COVID-19 is a very complex issue and requires strict measures to hopefully get it under control soon. However, people are worried about how long the current state of #StayAtHome will persist and what to expect in the future. Hence, our team decided to tackle these questions in a novel way: Through agent-based modeling (ABM) we will simulate communities and the spread of COVID-19 and provide insight into the different scenarios.
What it does
ABM allows one to capture the stochastic behavior of people observed in the real-world system. Agents make decisions similar to how people do in the real-world. Simulating an ABM multiple times will capture different possible scenarios for the outbreak that are all determined by how agents behave. The equation-based model does not capture these different decisions and offers one course of the outbreak. Then we input the output of this model into a web app and make it visually stunning, interactive and easy to understand.
How I built it
Our model is based on the graph library networkx and a lot of statistics. Our backend is Spring Boot based and it is connected with our frontend, which visualizes the graphs in d3js.
Challenges I ran into
Data about infection rates is sparse and sometimes not in sync. Hence, we have to determine which data is 'the most true' and depicts reality the best. Furthermore, simulating the interactions of huge communities such as Switzerland is very computationally expensive and requires fine tuned algorithms and design.

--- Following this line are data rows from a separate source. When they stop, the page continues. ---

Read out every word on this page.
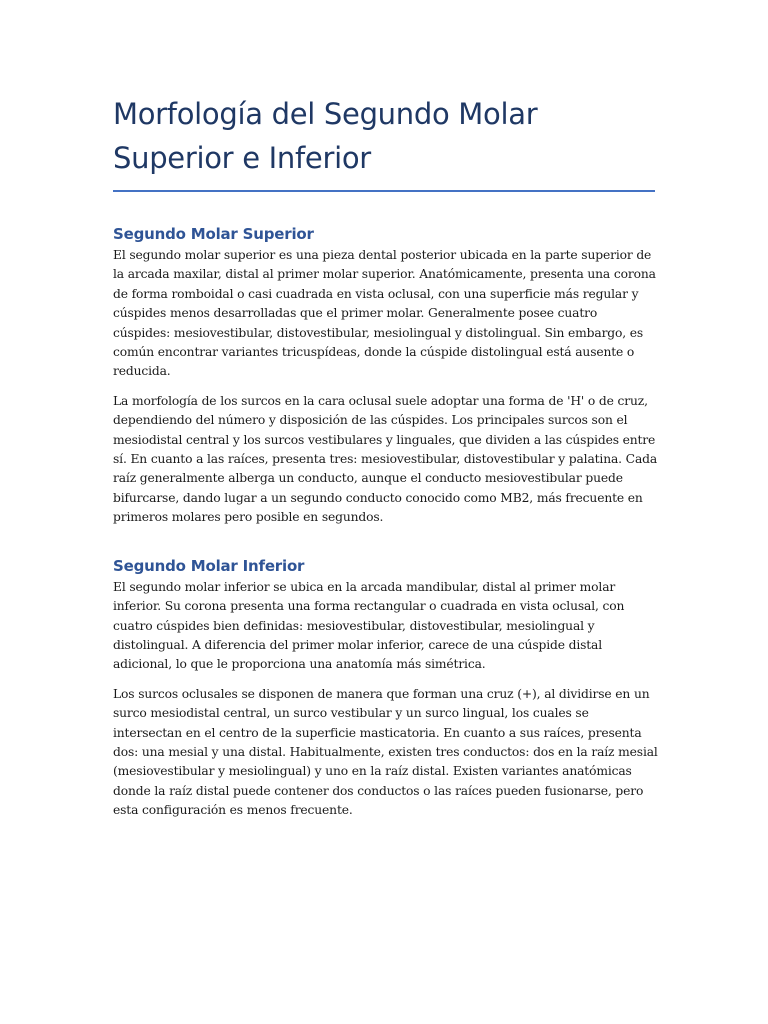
Morfología del Segundo Molar Superior e Inferior
Segundo Molar Superior

El segundo molar superior es una pieza dental posterior ubicada en la parte superior de la arcada maxilar, distal al primer molar superior. Anatómicamente, presenta una corona de forma romboidal o casi cuadrada en vista oclusal, con una superficie más regular y cúspides menos desarrolladas que el primer molar. Generalmente posee cuatro cúspides: mesiovestibular, distovestibular, mesiolingual y distolingual. Sin embargo, es común encontrar variantes tricuspídeas, donde la cúspide distolingual está ausente o reducida.

La morfología de los surcos en la cara oclusal suele adoptar una forma de 'H' o de cruz, dependiendo del número y disposición de las cúspides. Los principales surcos son el mesiodistal central y los surcos vestibulares y linguales, que dividen a las cúspides entre sí. En cuanto a las raíces, presenta tres: mesiovestibular, distovestibular y palatina. Cada raíz generalmente alberga un conducto, aunque el conducto mesiovestibular puede bifurcarse, dando lugar a un segundo conducto conocido como MB2, más frecuente en primeros molares pero posible en segundos.

Segundo Molar Inferior

El segundo molar inferior se ubica en la arcada mandibular, distal al primer molar inferior. Su corona presenta una forma rectangular o cuadrada en vista oclusal, con cuatro cúspides bien definidas: mesiovestibular, distovestibular, mesiolingual y distolingual. A diferencia del primer molar inferior, carece de una cúspide distal adicional, lo que le proporciona una anatomía más simétrica.

Los surcos oclusales se disponen de manera que forman una cruz (+), al dividirse en un surco mesiodistal central, un surco vestibular y un surco lingual, los cuales se intersectan en el centro de la superficie masticatoria. En cuanto a sus raíces, presenta dos: una mesial y una distal. Habitualmente, existen tres conductos: dos en la raíz mesial (mesiovestibular y mesiolingual) y uno en la raíz distal. Existen variantes anatómicas donde la raíz distal puede contener dos conductos o las raíces pueden fusionarse, pero esta configuración es menos frecuente.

Accomplishments that I'm proud of
Bringing together people from various time zones, with very different skill sets and coordinating the endeavor is itself already a great accomplishment.
What I learned
Agent-based models are simple concepts, which scale a lot in complexity and can be applied to a variety of topics. Different assumptions for the agents and the world vastly influence the outcome of the model and therefore require a lot of research and data based decisions.
What's next for ABM COVID19
Going from Switzerland to even bigger countries with more people such as Brazil.